U.S. businesses likely slashed inventories for a 14th consecutive month in September, although sales have been rising.
Amid other signs of life in the economy, businesses soon may begin restocking depleted store shelves after more than a year of inventory cuts. If that occurs, factory production will begin to rise and help bolster a broad recovery from the worst recession since the 1930s.
Inventories are expected to fall 0.6 percent in September, according to economists surveyed by Thomson Reuters. Stockpiles fell a more-than-expected 1.5 percent in August, and dropped 1.1 percent in July, slightly larger than the 1 percent initially estimated.
But sales by manufacturers, wholesalers and retailers rose 1 percent in August, reflecting a big boost from the government's Cash for Clunkers program in August. It was the third straight increase in sales.
The Commerce Department is scheduled to release the September report Monday at 10 a.m. EST.

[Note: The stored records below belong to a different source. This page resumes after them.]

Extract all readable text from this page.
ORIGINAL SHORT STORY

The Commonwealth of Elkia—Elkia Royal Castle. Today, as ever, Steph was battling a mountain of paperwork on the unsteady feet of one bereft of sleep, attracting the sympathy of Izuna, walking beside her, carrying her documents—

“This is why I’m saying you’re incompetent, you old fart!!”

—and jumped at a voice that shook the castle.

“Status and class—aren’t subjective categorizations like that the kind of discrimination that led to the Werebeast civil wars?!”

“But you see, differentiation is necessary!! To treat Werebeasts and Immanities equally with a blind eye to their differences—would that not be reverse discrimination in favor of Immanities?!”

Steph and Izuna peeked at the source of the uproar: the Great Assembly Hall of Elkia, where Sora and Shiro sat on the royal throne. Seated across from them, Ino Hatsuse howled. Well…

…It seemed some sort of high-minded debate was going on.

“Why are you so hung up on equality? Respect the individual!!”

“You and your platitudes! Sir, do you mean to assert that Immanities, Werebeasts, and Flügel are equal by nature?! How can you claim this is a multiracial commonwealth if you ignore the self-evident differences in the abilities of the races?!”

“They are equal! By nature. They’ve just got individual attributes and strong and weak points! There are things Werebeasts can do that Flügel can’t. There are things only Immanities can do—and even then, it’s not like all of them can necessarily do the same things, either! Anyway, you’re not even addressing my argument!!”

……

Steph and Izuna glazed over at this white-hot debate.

The ratio of sales to inventories declined to 1.33 in August, from 1.36 in July. That meant it would take 1.33 months to exhaust inventories at the August sales pace, slightly higher than August 2008 inventory to sales ratio of 1.30.

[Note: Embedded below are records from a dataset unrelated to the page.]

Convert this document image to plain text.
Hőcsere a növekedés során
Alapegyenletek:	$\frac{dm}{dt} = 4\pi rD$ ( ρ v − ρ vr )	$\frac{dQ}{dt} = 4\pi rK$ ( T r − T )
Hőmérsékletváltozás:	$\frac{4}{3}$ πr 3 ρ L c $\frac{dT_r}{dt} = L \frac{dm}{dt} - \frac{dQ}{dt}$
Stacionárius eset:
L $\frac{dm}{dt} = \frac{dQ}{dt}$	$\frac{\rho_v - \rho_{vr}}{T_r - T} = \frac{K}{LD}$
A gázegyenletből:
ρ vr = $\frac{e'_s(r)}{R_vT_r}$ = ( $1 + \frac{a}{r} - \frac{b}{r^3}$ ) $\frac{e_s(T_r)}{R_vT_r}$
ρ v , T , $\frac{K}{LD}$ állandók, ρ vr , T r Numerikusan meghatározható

The economy grew at a 3.5 percent pace in the third quarter, breaking a record string of four straight drops. Businesses did reduce their stockpiles of goods in the third quarter, but less than the record pace in the second quarter. Even the smallest increase in demand should prompt factories to boost production and help sustain the recovery in the coming months, economists said.

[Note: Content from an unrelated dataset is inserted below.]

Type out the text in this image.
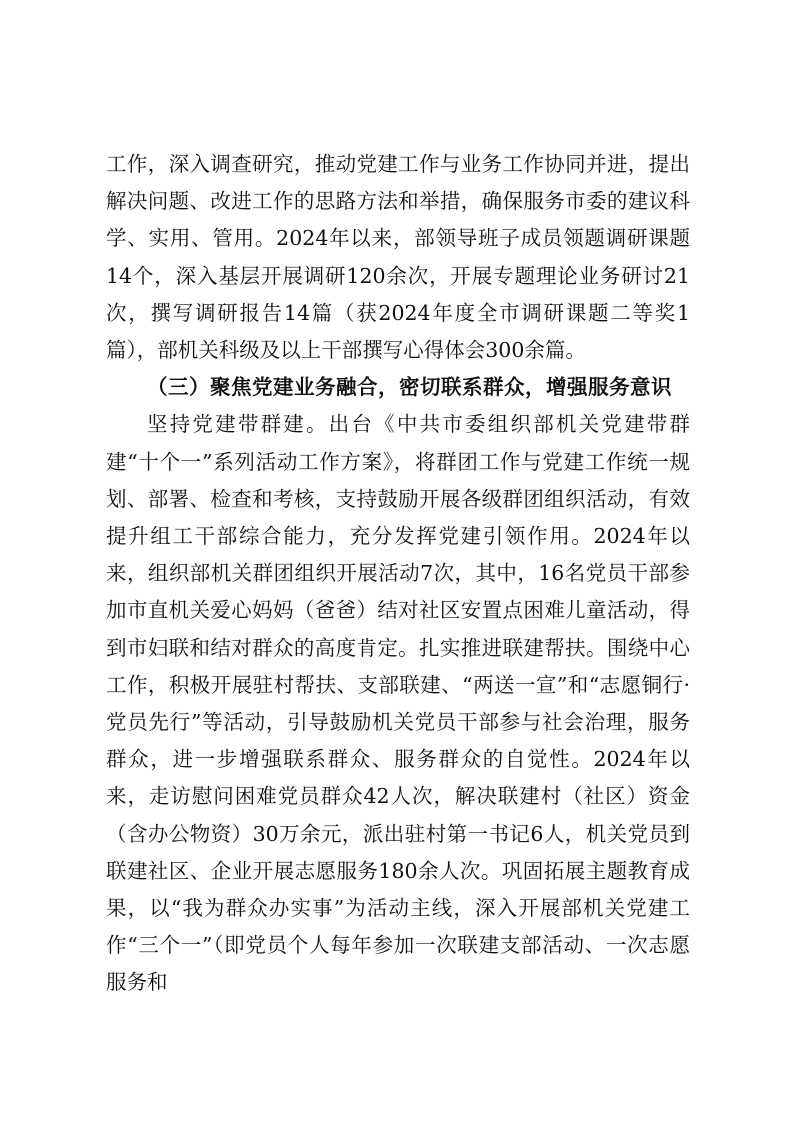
工作，深入调查研究，推动党建工作与业务工作协同并进，提出解决问题、改进工作的思路方法和举措，确保服务市委的建议科学、实用、管用。2024年以来，部领导班子成员领题调研课题14个，深入基层开展调研120余次，开展专题理论业务研讨21次，撰写调研报告14篇（获2024年度全市调研课题二等奖1篇），部机关科级及以上干部撰写心得体会300余篇。

（三）聚焦党建业务融合，密切联系群众，增强服务意识

坚持党建带群建。出台《中共市委组织部机关党建带群建“十个一”系列活动工作方案》，将群团工作与党建工作统一规划、部署、检查和考核，支持鼓励开展各级群团组织活动，有效提升组工干部综合能力，充分发挥党建引领作用。2024年以来，组织部机关群团组织开展活动7次，其中，16名党员干部参加市直机关爱心妈妈（爸爸）结对社区安置点困难儿童活动，得到市妇联和结对群众的高度肯定。扎实推进联建帮扶。围绕中心工作，积极开展驻村帮扶、支部联建、“两送一宣”和“志愿铜行·党员先行”等活动，引导鼓励机关党员干部参与社会治理，服务群众，进一步增强联系群众、服务群众的自觉性。2024年以来，走访慰问困难党员群众42人次，解决联建村（社区）资金（含办公物资）30万余元，派出驻村第一书记6人，机关党员到联建社区、企业开展志愿服务180余人次。巩固拓展主题教育成果，以“我为群众办实事”为活动主线，深入开展部机关党建工作“三个一”（即党员个人每年参加一次联建支部活动、一次志愿服务和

Factories hold about one-third of all inventories, wholesalers hold about 25 percent and retailers hold the rest.
In August, manufacturers cut inventories 0.8 percent, retailers reduced them 2.3 percent and wholesalers by 1.3 percent. Sales in August rose for both retailers and wholesalers, but dipped 0.3 percent for manufacturers.
Inventories have fallen for 13 straight months, the longest stretch since they dropped for 15 consecutive months in 2001 to 2002, a period that covered the last recession.